How I Thought About Forgejo Image Pinning and Upgrades
One of the smaller decisions that matters more than it looks is image pinning.
It is very easy to say:
"Just use latest."
That is also a good way to create avoidable upgrade surprises in a service that stores repositories, metadata, users, and automation state.
Why I Do Not Like Floating Latest Tags
The main problem is not ideology. It is predictability.
With a floating latest tag, you lose a clean answer to:
- what exactly is running,
- which update introduced a change,
- and how easily you can reproduce or roll back the deployment.
That tradeoff is rarely worth it for a service you expect to depend on.
The Pinning Spectrum
I think about image pinning as a spectrum:
- fully floating tags are fastest but least predictable,
- major-version pinning is a good operational compromise,
- minor-line pinning is more conservative,
- and digest pinning gives maximum reproducibility.
The right choice depends on how much control you want versus how much update friction you are willing to accept.
Why This Matters More For Forgejo
Forgejo is not a throwaway helper container.
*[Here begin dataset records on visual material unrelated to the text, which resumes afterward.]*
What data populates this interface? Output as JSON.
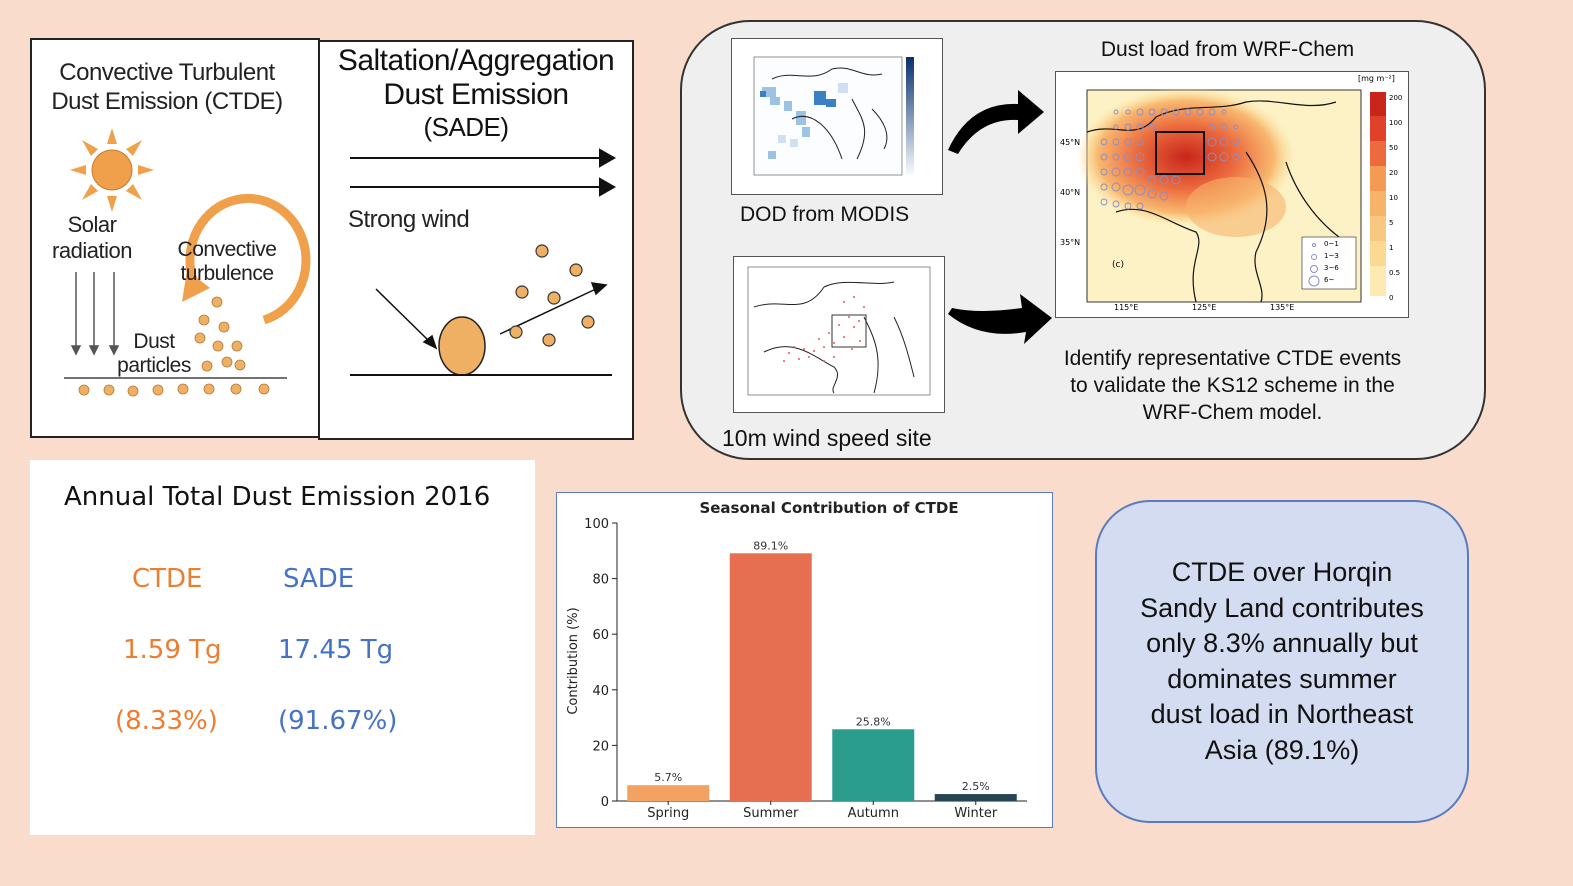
{
  "ctde": {
    "title_line1": "Convective Turbulent",
    "title_line2": "Dust Emission (CTDE)",
    "solar_line1": "Solar",
    "solar_line2": "radiation",
    "conv_line1": "Convective",
    "conv_line2": "turbulence",
    "dust_line1": "Dust",
    "dust_line2": "particles",
    "colors": {
      "sun": "#f0a04b",
      "particle": "#f0b064",
      "arrow": "#f0a04b"
    }
  },
  "sade": {
    "title_line1": "Saltation/Aggregation",
    "title_line2": "Dust Emission",
    "title_line3": "(SADE)",
    "wind_label": "Strong wind"
  },
  "workflow": {
    "map1_caption": "DOD from MODIS",
    "map2_caption": "10m wind speed site",
    "map3_title": "Dust load from WRF-Chem",
    "map3_unit": "[mg m⁻²]",
    "map3_panel": "(c)",
    "map3_lat_labels": [
      "45°N",
      "40°N",
      "35°N"
    ],
    "map3_lon_labels": [
      "115°E",
      "125°E",
      "135°E"
    ],
    "map3_colorbar_labels": [
      "200",
      "100",
      "50",
      "20",
      "10",
      "5",
      "1",
      "0.5",
      "0"
    ],
    "map3_legend": [
      "0~1",
      "1~3",
      "3~6",
      "6~"
    ],
    "identify_line1": "Identify representative CTDE events",
    "identify_line2": "to validate the KS12 scheme in the",
    "identify_line3": "WRF-Chem model."
  },
  "annual": {
    "title": "Annual Total Dust Emission 2016",
    "ctde_label": "CTDE",
    "sade_label": "SADE",
    "ctde_value": "1.59 Tg",
    "sade_value": "17.45 Tg",
    "ctde_pct": "(8.33%)",
    "sade_pct": "(91.67%)",
    "ctde_color": "#ed7d31",
    "sade_color": "#4472c4"
  },
  "chart_data": {
    "type": "bar",
    "title": "Seasonal Contribution of CTDE",
    "ylabel": "Contribution (%)",
    "xlabel": "",
    "categories": [
      "Spring",
      "Summer",
      "Autumn",
      "Winter"
    ],
    "values": [
      5.7,
      89.1,
      25.8,
      2.5
    ],
    "value_labels": [
      "5.7%",
      "89.1%",
      "25.8%",
      "2.5%"
    ],
    "colors": [
      "#f4a261",
      "#e76f51",
      "#2a9d8f",
      "#264653"
    ],
    "ylim": [
      0,
      100
    ],
    "yticks": [
      0,
      20,
      40,
      60,
      80,
      100
    ],
    "grid": false
  },
  "summary": {
    "line1": "CTDE over Horqin",
    "line2": "Sandy Land contributes",
    "line3": "only 8.3% annually but",
    "line4": "dominates summer",
    "line5": "dust load in Northeast",
    "line6": "Asia (89.1%)"
  }
}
It is a stateful service with:
- Git data,
- database state,
- SSH behavior,
- and CI-related expectations.
That means upgrades should be conscious events, not background drift.
The Rule I Actually Care About
The real rule is simple:
major upgrades should be intentional.
If I want to move a self-hosted forge to a new major line, I want that to happen because I decided to test and adopt it, not because a tag floated there while I was solving some unrelated problem.
The Broader Lesson
This is one of those choices that seems small until something breaks.
Then it becomes obvious that image pinning is not just about neatness. It is about making change legible.
That is exactly the kind of control I want in a self-hosted service that is supposed to become more reliable over time, not more mysterious.